Food unites us. It also drives us apart, carrying powerful but troubling stories of our past. To understand the true nature of American cooking, we must acknowledge its long history and many ancestors.
Culinary historian, food writer, and living history interpreter Michael W. Twitty examines the legacy of enslavement on the social, cultural, and emotional worlds of American food. He reclaims shared ownership of southern cooking traditions by revealing their origins in western Africa, Europe, and Native America. In blending memoir, activism, history, and great wit, Twitty shows us that, despite the discomfort of our shared culinary inheritance, it may be the most powerful way to draw us back together.
Twitty is the author of the James Beard award-winning book The Cooking Gene: A Journey Through African American Culinary History in the Old South. He has been featured on NPR, The Washington Post, and TED. He is the creator of Afroculinaria, the first blog to explore the culinary traditions of Africa and the African diaspora in the United States and around the world.

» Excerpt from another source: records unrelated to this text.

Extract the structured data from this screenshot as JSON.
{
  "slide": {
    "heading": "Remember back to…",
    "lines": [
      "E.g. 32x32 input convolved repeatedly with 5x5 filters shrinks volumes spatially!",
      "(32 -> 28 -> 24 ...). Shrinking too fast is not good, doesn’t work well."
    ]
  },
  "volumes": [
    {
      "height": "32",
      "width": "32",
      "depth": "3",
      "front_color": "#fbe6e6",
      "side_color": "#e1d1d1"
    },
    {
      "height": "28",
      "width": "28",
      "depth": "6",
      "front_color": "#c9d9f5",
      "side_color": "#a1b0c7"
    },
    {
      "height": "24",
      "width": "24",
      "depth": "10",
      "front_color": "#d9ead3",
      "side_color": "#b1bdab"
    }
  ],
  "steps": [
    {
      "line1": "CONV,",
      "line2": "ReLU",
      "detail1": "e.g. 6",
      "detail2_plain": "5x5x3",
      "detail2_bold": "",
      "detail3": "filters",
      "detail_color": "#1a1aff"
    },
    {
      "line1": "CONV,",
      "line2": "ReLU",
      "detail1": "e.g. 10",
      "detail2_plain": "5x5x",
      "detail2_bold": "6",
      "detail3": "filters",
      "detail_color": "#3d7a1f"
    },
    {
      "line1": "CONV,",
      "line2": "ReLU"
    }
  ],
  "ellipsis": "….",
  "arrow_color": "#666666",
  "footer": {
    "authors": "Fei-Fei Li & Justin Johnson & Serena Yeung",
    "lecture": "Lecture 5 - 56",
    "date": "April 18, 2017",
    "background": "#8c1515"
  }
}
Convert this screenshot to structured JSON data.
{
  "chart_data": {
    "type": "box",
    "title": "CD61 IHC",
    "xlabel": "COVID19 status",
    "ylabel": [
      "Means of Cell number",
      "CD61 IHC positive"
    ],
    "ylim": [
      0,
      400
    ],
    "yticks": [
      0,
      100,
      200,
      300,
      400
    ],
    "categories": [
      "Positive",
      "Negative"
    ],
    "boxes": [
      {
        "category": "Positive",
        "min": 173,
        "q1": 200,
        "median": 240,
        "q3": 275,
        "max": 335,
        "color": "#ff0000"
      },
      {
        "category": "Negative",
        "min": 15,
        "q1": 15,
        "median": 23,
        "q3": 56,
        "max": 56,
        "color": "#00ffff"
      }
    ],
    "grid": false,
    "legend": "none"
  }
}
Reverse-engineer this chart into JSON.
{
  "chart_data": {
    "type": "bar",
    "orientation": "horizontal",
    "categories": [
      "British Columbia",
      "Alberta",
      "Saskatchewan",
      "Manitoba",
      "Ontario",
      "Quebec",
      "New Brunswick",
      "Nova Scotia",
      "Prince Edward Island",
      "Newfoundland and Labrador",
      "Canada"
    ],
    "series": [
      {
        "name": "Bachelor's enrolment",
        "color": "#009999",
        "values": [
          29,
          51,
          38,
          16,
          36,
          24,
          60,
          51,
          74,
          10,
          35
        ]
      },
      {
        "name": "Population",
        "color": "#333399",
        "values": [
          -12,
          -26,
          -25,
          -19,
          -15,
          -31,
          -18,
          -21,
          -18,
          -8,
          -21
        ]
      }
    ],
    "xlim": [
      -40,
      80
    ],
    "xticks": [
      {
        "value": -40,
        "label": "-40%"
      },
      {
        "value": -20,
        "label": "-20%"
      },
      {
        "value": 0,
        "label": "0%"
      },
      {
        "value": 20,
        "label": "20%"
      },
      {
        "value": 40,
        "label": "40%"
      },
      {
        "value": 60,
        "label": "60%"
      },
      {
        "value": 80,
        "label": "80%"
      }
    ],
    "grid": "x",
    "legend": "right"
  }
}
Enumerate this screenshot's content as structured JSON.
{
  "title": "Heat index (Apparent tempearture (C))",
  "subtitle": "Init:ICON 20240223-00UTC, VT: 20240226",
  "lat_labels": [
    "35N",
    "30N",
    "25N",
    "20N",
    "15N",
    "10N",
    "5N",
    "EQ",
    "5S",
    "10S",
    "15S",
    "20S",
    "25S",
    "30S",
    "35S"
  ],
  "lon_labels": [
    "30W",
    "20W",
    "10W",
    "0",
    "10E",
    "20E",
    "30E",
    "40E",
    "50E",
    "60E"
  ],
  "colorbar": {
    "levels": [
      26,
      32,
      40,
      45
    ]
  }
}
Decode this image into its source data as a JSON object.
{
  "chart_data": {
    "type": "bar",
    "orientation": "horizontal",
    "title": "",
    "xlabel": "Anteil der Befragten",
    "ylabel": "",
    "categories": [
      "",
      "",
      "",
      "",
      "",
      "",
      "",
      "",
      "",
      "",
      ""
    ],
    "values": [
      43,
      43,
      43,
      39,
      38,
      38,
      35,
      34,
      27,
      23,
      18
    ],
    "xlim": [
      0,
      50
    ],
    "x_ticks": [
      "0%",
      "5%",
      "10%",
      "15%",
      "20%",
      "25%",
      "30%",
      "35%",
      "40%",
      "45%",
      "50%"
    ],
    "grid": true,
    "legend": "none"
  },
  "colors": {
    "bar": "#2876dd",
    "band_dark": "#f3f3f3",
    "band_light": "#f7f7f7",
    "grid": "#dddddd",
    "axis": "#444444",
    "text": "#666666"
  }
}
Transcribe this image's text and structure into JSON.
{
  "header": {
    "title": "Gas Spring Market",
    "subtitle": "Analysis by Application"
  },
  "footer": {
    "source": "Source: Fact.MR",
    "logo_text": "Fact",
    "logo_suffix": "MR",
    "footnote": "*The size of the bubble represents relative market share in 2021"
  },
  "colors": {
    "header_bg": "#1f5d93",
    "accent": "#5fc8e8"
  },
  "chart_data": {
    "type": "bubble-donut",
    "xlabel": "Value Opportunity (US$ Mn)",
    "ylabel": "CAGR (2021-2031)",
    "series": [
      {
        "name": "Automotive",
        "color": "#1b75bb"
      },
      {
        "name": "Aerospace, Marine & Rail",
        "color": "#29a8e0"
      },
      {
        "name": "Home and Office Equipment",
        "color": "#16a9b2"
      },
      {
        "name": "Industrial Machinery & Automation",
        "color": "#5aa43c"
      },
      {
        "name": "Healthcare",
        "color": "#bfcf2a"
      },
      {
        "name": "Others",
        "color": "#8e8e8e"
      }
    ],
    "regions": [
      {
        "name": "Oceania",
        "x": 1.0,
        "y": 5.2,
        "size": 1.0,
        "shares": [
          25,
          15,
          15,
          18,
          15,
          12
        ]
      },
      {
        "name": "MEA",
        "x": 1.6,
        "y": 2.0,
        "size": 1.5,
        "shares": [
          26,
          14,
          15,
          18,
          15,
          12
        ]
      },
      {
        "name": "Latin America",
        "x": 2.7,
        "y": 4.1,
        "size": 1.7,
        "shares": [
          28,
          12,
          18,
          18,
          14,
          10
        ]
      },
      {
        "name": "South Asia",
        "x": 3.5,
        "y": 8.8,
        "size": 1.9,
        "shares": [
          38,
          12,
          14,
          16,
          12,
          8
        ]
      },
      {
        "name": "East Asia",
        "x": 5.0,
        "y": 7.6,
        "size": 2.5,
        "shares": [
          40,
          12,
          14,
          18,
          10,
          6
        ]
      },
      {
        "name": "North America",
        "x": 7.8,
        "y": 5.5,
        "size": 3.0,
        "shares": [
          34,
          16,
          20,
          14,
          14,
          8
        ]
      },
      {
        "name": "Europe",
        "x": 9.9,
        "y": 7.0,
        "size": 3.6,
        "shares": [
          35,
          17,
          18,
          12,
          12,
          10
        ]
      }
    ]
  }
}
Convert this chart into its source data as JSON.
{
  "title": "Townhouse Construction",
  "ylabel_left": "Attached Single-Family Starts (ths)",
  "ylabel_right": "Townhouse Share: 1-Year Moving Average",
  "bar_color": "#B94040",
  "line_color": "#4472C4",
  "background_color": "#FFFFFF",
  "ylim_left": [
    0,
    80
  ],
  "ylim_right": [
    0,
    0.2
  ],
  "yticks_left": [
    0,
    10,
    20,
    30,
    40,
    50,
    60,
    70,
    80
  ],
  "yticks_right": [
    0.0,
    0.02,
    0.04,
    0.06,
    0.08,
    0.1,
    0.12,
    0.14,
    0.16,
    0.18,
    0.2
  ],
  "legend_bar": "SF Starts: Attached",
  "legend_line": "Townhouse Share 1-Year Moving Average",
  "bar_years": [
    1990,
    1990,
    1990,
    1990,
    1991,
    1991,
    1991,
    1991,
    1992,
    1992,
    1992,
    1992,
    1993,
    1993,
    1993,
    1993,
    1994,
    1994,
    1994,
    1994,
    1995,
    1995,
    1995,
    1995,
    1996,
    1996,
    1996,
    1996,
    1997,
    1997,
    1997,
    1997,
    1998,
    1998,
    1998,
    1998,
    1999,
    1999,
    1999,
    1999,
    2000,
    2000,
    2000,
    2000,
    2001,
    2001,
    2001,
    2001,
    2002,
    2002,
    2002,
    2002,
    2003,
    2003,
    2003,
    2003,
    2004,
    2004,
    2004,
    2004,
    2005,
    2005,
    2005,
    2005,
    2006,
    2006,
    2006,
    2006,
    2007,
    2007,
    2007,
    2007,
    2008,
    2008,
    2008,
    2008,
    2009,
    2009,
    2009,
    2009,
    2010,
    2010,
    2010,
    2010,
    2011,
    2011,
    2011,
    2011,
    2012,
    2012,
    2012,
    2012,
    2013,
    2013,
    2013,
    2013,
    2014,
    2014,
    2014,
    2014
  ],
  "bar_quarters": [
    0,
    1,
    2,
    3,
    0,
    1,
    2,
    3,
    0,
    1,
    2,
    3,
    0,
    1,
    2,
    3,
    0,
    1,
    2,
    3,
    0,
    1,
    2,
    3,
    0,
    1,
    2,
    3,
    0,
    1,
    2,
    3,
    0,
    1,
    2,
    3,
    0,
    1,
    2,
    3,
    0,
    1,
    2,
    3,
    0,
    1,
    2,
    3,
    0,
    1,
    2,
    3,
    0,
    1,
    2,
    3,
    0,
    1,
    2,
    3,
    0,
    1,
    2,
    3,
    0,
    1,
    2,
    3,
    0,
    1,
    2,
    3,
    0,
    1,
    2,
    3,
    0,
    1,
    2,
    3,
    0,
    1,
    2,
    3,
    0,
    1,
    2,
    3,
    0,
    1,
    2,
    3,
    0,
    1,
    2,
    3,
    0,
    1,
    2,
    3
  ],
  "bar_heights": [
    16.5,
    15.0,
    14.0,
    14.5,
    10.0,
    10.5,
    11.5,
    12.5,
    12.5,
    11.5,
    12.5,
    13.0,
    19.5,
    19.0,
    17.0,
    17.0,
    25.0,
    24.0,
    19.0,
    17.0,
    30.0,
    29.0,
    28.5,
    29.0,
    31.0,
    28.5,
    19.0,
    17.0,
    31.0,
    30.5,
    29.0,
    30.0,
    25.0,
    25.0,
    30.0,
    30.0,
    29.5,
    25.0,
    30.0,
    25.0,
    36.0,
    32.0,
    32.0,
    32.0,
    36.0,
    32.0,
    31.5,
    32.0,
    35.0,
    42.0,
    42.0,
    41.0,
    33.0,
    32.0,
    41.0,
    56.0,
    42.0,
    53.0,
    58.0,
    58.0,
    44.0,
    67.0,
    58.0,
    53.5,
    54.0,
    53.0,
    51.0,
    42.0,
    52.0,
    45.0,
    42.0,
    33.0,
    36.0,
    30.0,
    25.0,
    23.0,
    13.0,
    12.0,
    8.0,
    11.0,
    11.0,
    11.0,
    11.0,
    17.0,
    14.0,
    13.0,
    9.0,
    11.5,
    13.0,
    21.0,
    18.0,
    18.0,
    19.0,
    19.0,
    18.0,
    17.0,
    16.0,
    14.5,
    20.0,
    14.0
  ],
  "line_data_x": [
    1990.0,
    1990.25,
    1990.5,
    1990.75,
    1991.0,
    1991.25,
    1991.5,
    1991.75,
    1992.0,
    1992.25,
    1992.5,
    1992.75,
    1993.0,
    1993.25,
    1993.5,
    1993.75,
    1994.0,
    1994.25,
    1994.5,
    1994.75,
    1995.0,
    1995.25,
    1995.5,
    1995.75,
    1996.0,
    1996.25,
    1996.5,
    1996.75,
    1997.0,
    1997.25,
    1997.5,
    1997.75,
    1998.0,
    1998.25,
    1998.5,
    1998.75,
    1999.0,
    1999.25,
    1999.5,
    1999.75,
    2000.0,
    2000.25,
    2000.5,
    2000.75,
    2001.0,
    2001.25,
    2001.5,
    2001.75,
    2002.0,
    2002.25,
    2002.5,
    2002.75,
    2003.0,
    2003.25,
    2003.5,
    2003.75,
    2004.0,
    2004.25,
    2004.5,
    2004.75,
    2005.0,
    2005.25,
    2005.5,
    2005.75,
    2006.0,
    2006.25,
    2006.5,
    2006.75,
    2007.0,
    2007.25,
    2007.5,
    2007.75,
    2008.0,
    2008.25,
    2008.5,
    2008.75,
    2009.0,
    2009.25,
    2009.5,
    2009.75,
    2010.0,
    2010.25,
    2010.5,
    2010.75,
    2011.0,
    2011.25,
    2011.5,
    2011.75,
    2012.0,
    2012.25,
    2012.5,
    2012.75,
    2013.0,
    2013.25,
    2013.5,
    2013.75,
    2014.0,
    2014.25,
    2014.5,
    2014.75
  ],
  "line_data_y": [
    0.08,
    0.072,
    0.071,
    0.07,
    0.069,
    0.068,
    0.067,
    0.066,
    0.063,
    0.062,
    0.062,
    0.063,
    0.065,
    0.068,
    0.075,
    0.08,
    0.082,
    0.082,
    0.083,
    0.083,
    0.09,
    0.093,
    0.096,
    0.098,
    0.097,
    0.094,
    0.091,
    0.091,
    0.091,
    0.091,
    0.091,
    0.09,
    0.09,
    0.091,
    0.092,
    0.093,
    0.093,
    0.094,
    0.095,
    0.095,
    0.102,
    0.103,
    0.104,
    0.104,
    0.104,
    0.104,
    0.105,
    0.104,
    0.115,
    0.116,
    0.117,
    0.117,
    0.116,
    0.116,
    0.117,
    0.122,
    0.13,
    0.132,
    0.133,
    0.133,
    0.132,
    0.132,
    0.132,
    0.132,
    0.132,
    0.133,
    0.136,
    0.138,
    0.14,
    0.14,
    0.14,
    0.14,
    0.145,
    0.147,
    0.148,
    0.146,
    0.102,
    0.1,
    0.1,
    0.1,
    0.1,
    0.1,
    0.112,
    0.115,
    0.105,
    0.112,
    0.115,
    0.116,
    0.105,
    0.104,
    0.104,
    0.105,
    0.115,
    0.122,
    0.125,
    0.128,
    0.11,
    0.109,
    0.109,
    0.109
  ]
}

Book signing to follow, with copies of The Cooking Gene available for purchase.
This talk is held in association with First Chefs: Fame and Foodways from Britain to the Americas, an exhibition at the Folger Shakespeare Library on display from January 19 to March 31, 2019, and Before ‘Farm to Table’: Early Modern Foodways and Cultures, a Mellon initiative in collaborative research at the Folger Institute.